Cliff ist ein Lehrbuchbeispiel dafür, was passiert, wenn das Marketing auch einer zunächst erfolgreichen Marke sträflich vernachlässigt wird. Bestenfalls landet man in den untersten Supermarkt-Regalen, im schlechtesten Fall verschwindet man ganz vom Markt.

Das Duschbad und Deodorant Cliff wurde 1988 als Konkurrenzprodukt zu der drei Jahre zuvor von Unilever/Elida-Gibbs lancierten Herrenpflegeserie Axe auf den Markt gebracht. Das Neue am Cliff-Duschbad war der Eukalyptus-Zusatz, der die Haut beim Duschen kühlte. Die dazugehörigen Werbespots wurden im Luxus-Badeort Acapulco an der mexikanischen Pazifikküste mit Hilfe von echten Acapulco-Cliffspringern (Clavadistas) gedreht – genauer gesagt am 42 Meter hohen Feslsen La Quebrada, von dem sich die Clavadistas kopfüber in die enge Meeresbucht stürzen. Selbstredend hieß eine Duftvariante dann auch Cliff Acapulco. Dank eines gelungenen Komplettpakets (Duft, Verpackungsgestaltung, Werbespots) erreichte das neue Duschbad bereits ein Jahr später die Marktanteile des damals fast 20 Jahre alten Platzhirschs Fa von Henkel.

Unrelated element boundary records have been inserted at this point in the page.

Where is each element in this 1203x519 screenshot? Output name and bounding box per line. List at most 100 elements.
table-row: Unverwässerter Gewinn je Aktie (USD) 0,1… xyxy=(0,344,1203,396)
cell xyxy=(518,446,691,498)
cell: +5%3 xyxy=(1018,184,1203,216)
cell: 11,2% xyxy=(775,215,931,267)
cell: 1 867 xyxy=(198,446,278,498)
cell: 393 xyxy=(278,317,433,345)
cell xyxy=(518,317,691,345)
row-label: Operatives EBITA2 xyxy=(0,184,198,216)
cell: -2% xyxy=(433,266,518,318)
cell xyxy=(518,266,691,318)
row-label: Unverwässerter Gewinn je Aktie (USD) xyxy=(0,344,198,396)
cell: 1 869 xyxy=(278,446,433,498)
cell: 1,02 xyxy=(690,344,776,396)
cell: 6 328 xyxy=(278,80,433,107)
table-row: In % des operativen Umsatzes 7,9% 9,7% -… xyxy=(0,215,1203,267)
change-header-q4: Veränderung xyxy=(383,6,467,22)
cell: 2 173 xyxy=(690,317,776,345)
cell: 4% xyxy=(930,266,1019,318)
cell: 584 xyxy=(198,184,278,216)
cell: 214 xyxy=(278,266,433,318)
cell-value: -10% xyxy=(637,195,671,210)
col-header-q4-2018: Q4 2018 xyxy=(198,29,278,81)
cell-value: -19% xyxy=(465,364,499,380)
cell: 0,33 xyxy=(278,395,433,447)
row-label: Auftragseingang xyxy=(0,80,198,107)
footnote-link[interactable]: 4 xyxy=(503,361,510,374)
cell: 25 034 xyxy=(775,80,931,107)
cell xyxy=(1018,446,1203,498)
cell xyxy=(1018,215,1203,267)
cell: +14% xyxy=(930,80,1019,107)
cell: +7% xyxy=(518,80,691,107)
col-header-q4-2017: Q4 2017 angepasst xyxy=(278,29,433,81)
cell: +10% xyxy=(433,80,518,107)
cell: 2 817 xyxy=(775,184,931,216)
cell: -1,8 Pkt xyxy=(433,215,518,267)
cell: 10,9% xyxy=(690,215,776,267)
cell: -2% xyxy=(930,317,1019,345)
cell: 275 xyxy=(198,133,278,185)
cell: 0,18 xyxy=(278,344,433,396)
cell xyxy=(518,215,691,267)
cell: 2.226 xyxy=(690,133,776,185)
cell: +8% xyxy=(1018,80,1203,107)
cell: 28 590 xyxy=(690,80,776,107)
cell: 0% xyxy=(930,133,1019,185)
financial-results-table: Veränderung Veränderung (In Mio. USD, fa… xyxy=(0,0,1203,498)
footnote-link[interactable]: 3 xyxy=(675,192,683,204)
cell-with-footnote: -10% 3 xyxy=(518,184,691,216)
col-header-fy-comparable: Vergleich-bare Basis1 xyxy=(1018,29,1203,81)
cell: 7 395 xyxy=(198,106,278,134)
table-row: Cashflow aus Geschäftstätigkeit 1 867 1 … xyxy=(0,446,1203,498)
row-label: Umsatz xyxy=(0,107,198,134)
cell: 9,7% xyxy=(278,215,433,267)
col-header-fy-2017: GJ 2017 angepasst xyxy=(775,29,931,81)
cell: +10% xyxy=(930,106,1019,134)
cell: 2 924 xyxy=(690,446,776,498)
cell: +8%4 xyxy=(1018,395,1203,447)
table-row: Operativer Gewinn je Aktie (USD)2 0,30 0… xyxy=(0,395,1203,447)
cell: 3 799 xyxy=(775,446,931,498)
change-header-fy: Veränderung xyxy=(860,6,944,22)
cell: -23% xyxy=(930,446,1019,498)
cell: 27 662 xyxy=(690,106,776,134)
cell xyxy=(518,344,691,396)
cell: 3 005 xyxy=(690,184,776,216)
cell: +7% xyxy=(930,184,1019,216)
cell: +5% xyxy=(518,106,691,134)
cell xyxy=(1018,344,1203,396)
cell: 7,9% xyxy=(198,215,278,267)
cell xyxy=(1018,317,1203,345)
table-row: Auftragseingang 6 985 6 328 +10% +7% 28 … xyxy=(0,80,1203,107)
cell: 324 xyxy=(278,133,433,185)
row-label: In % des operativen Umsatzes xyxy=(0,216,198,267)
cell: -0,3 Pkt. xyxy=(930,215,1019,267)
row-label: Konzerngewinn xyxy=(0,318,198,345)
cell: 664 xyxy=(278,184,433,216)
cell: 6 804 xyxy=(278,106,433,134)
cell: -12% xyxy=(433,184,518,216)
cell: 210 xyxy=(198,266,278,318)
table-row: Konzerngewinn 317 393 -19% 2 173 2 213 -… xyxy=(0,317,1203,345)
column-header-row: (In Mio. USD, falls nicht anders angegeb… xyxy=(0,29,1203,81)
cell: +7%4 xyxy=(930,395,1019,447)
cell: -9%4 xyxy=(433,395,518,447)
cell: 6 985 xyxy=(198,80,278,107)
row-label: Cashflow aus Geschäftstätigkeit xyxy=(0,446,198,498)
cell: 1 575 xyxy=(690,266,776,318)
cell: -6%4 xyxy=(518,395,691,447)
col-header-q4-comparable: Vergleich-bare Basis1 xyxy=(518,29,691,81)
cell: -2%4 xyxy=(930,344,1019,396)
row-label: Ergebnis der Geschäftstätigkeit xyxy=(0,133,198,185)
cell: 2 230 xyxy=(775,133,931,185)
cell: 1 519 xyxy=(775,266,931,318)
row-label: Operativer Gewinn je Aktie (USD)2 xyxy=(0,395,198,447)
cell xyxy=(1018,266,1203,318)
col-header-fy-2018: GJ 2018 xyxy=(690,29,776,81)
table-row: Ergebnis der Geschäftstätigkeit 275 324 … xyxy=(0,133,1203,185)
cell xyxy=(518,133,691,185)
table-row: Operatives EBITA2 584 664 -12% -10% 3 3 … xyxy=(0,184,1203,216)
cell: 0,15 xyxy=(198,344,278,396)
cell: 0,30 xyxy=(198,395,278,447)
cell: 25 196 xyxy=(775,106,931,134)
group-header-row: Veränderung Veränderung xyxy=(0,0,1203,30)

Unglücklicherweise wurde die vor allem im deutschssprachigen Raum tätige Herstellerfirma Blendax aus Mainz (Blend-A-Med, Blendax Anti-Belag, Credo, Kamill, Litamin, Shamtu) damals gerade vom US-Konsumgüterkonzern Procter & Gamble (Ariel, Dash, Lenor, Pampers, Wick) übernommen. Da solch eine Übernahme eine Menge organisatorisches Wirrwarr mit sich bringt, waren die Verantwortlichen beider Firmen einige Jahre hautsächlich mit der Integration von Blendax in den US-Konzern sowie Standortverlagerungen und Neupositionierungen beschäftigt. Zudem interessierte sich P&G mehr für die Zahnpflegeprodukte von Blendax. Die erfolgreichen Cliff-Werbespots verschwanden in den frühen 1990er Jahren aus dem TV, die Duftvarianten wurden immer ausstauschbarer und die Verpackungen sahen aus, als hätten alle daran beteiligten Designer und Gestalter bei der Entwicklung gerade Urlaub gehabt.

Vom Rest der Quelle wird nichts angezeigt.